Introduction: Drug allergy and interaction alerts are a core function of most electronic prescribing (e-prescribing) systems. To characterize the value of e-prescribing and medication safety alerts, especially in small and medium-size practices, we undertook a hypothesis-generating focus group study of Massachusetts clinicians. We sought to understand the reasons for adoption and use of e-prescribing, as well as clinicians' complaints about and perceived benefits of drug allergy and interaction alerts.
Methods: We recruited 25 Massachusetts clinicians to participate in three focus groups regarding the use and value of e-prescribing and medication safety alerts. The participants included high-volume (>100 electronic scripts per month) physicians, nurse practitioners, and practice assistants in family practice, internal medicine, pediatrics, and subspecialty practices who used a common commercial e-prescribing system.
Results: Most clinicians were in small and medium-size group practices. Participants were, on average, 25 years post-medical school graduation (range 8-36), had used e-prescribing for 2.5 years (range 1.0-5.5), and wrote the majority (89%, range 15-100%) of prescriptions electronically. The participants' decision to adopt e-prescribing was driven largely by financial incentives offered by insurers, and was viewed as a step toward implementation of an electronic medical record. Although participants agreed that the system was easy to learn, few anticipated efficiencies were realized until clinicians configured the device to meet their needs. The participants were ambivalent about whether e-prescribing improved their own or overall office efficiency, and--in the absence of payer incentives--few were willing to pay for the systems out-of-pocket. The most valuable aspects of e-prescribing were the ease of changing doses, renewing prescriptions, ensuring legibility, and transmitting prescriptions to in- and out-of-state pharmacies. Participants were dissatisfied with the unreliability of transmitting prescriptions successfully to the pharmacy, and with their inability to merge duplicate patient entries, to create a comprehensive, allprescriber medication list, to write prescriptions for commonly ordered medications and supplies, and to enter allergy information into the system. Participants were critical of the volume of drug allergy and interaction alerts. Many alerts were of trivial clinical significance or were generated by interactions with out-of-date medications. As a result, many clinicians habitually ignored these alerts. Alerts were most helpful to clinicians who were unfamiliar with a particular drug or patient. Although alerts rarely led the clinicians to abort or alter a prescription, alerts did prompt clinicians to counsel patients about medication side effects, to educate themselves about potential interactions, to check physical examination findings, or to order laboratory tests. Despite problems, few clinicians were willing to forego receiving alerts for fear that they would miss a potentially dangerous drug interaction.

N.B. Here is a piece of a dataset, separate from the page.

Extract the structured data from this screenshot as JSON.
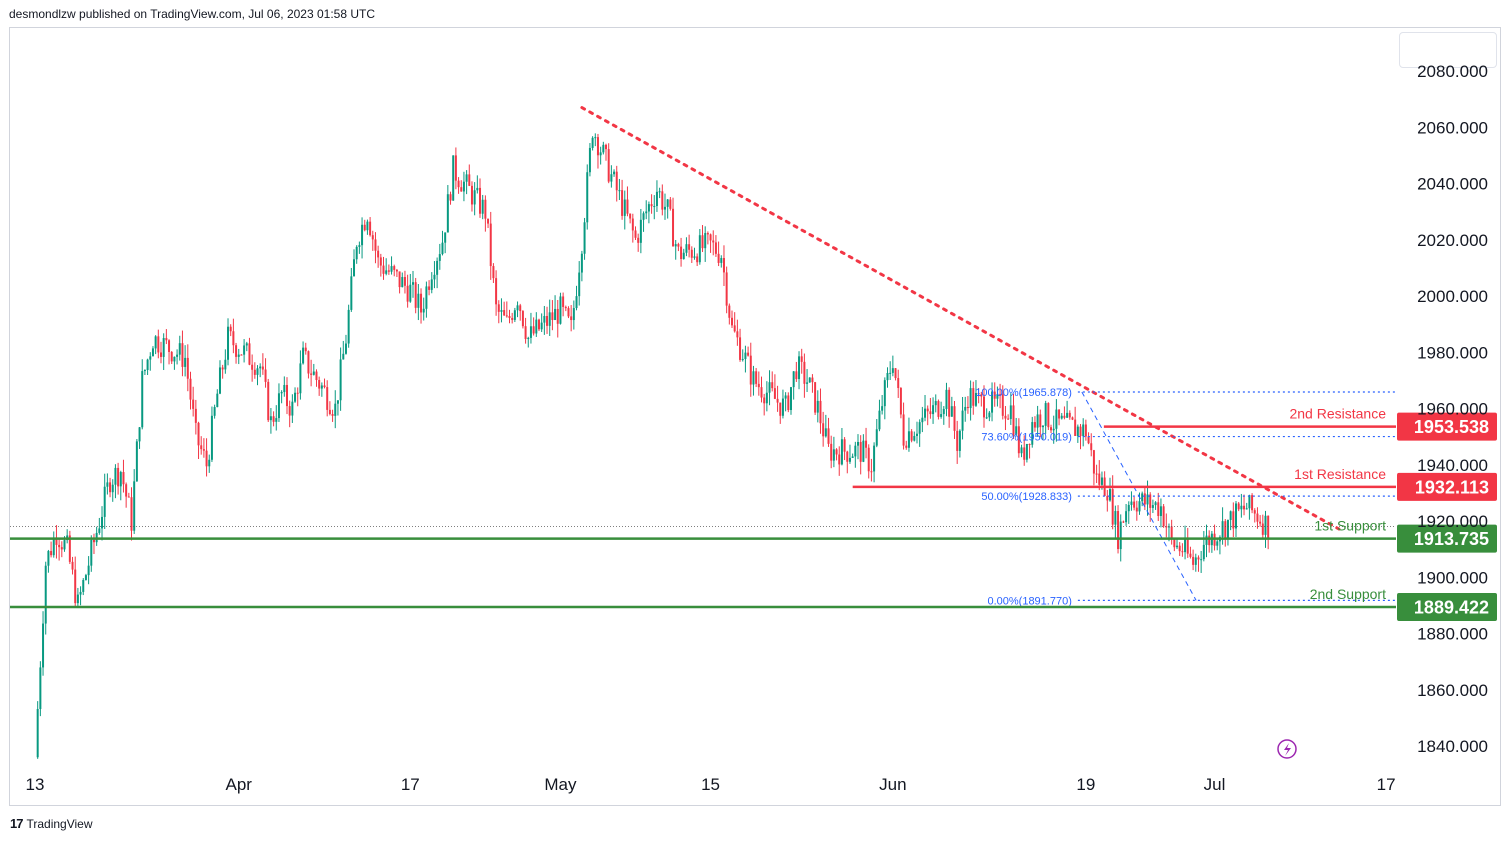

Conclusion: Electronic prescribing is a potential boon to ambulatory medical practice, although its value may be compromised by inappropriate and irrelevant medication safety alerts and by features of the e-prescribing system that prove burdensome to frontline clinicians. While alerts infrequently result in changed or aborted prescriptions, they may trigger a variety of other provider behaviors that help to ensure safe care.